Эффект Сюзан - Хёг Питер. Страница 31
Дортея просит меня ввести код, открывается еще одна дверь, мы спускаемся в более глубокий подвал, более старый, тут никто не взял на себя труд оштукатурить стены: сплошной бетон, а внизу красные кирпичи и камни. Я зажигаю налобный фонарик. У Дортеи свой маленький фонарик — металлическая антикварная вещь с тех времен, когда электромеханика фонариков была еще молодой и невинной. Электричество в нем вырабатывается динамо-машинкой, которую она приводит в действие, ритмично нажимая на ручку. Звучит это словно тихий, протяжный эротический стон механизма. Мы упираемся еще в одну дверь. Дортея резко останавливается.
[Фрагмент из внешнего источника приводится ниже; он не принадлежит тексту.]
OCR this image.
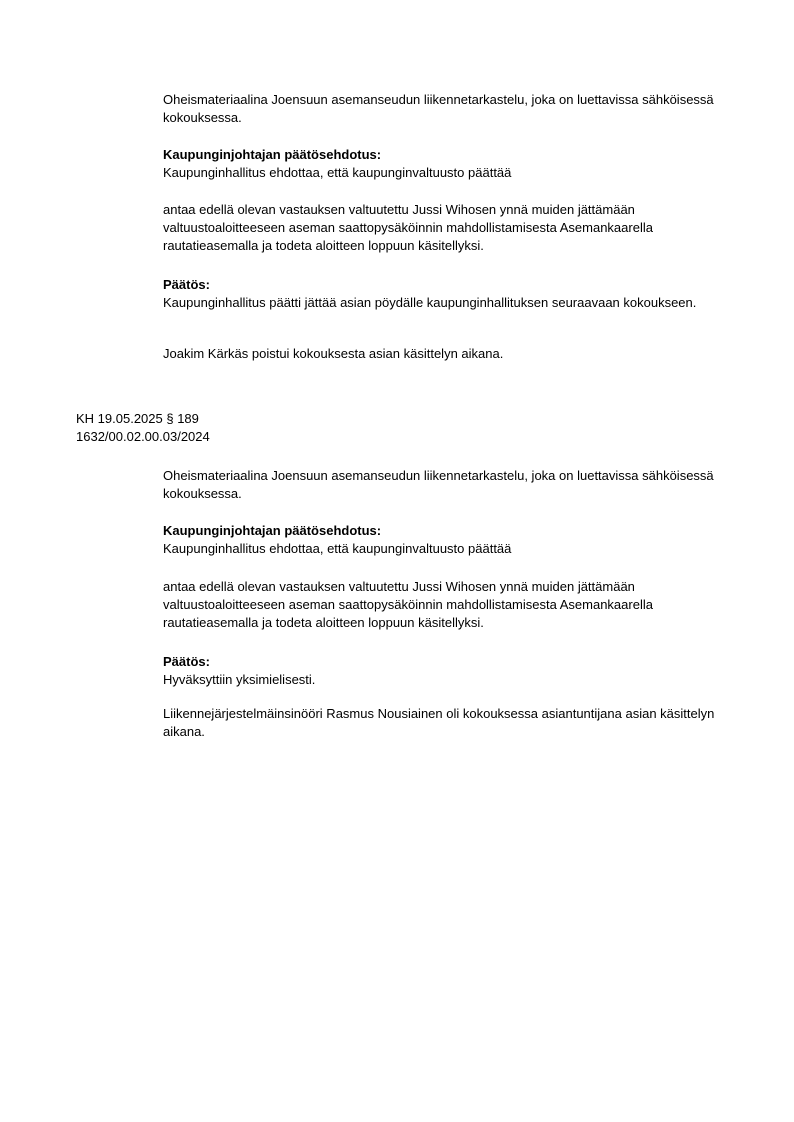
Oheismateriaalina Joensuun asemanseudun liikennetarkastelu, joka on luettavissa sähköisessä kokouksessa.

Kaupunginjohtajan päätösehdotus:

Kaupunginhallitus ehdottaa, että kaupunginvaltuusto päättää

antaa edellä olevan vastauksen valtuutettu Jussi Wihosen ynnä muiden jättämään valtuustoaloitteeseen aseman saattopysäköinnin mahdollistamisesta Asemankaarella rautatieasemalla ja todeta aloitteen loppuun käsitellyksi.

Päätös:

Kaupunginhallitus päätti jättää asian pöydälle kaupunginhallituksen seuraavaan kokoukseen.

Joakim Kärkäs poistui kokouksesta asian käsittelyn aikana.

KH 19.05.2025 § 189
1632/00.02.00.03/2024

Oheismateriaalina Joensuun asemanseudun liikennetarkastelu, joka on luettavissa sähköisessä kokouksessa.

Kaupunginjohtajan päätösehdotus:

Kaupunginhallitus ehdottaa, että kaupunginvaltuusto päättää

antaa edellä olevan vastauksen valtuutettu Jussi Wihosen ynnä muiden jättämään valtuustoaloitteeseen aseman saattopysäköinnin mahdollistamisesta Asemankaarella rautatieasemalla ja todeta aloitteen loppuun käsitellyksi.

Päätös:

Hyväksyttiin yksimielisesti.

Liikennejärjestelmäinsinööri Rasmus Nousiainen oli kokouksessa asiantuntijana asian käsittelyn aikana.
— Дальше я с вами не пойду. Мне надо обратно домой, к Ингеману.
Я открываю дверь, она указывает пальцем в туннель.
— Через семьдесят пять метров вы пройдете мимо экспозиции. Туннель за ней продолжается. Впереди, через сто пятьдесят метров по левую руку будут три ступеньки вверх и дверь. Код тот же. Если вас поймают, это минимум три года тюрьмы. В этом случае мы с Ингеманом позаботимся о Тит и Харальде.
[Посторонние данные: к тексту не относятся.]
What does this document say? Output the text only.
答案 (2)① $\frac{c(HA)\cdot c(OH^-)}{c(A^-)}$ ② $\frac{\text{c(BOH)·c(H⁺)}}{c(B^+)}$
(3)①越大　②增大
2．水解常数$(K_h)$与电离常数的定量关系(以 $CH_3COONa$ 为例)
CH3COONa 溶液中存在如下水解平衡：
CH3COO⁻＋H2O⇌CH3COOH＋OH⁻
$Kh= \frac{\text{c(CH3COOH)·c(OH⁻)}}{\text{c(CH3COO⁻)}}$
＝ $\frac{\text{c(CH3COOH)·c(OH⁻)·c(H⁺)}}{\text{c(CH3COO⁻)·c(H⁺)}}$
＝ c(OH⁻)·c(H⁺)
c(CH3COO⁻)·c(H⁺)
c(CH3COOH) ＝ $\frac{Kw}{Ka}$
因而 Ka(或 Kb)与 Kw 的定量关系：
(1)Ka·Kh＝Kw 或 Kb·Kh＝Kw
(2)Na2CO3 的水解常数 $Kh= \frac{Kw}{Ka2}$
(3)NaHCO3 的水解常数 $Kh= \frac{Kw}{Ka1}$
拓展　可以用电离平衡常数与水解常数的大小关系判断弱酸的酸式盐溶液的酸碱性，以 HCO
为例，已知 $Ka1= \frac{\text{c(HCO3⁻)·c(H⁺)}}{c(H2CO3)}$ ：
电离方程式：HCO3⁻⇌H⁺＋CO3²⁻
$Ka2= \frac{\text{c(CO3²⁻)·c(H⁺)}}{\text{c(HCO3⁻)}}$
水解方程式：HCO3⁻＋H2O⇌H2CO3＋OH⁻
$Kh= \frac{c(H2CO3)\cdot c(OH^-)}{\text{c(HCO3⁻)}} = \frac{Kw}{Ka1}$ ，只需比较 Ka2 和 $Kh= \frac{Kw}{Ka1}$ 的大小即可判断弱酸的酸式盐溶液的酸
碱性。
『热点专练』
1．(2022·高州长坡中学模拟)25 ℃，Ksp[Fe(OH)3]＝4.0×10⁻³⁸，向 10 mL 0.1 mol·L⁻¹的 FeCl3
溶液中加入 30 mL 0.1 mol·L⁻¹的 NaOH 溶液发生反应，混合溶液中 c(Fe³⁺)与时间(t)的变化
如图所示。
Я хочу ей что-то сказать. Как-то поблагодарить, объяснить, что на самом деле только тогда по-настоящему узнаешь соседей, когда они помогли тебе совершить взлом, за который можно получить минимум три года. У меня ничего не получается. Она щурится.
— Сюзан. Твоя беда в том, что ты никак не можешь поверить, что нравишься людям.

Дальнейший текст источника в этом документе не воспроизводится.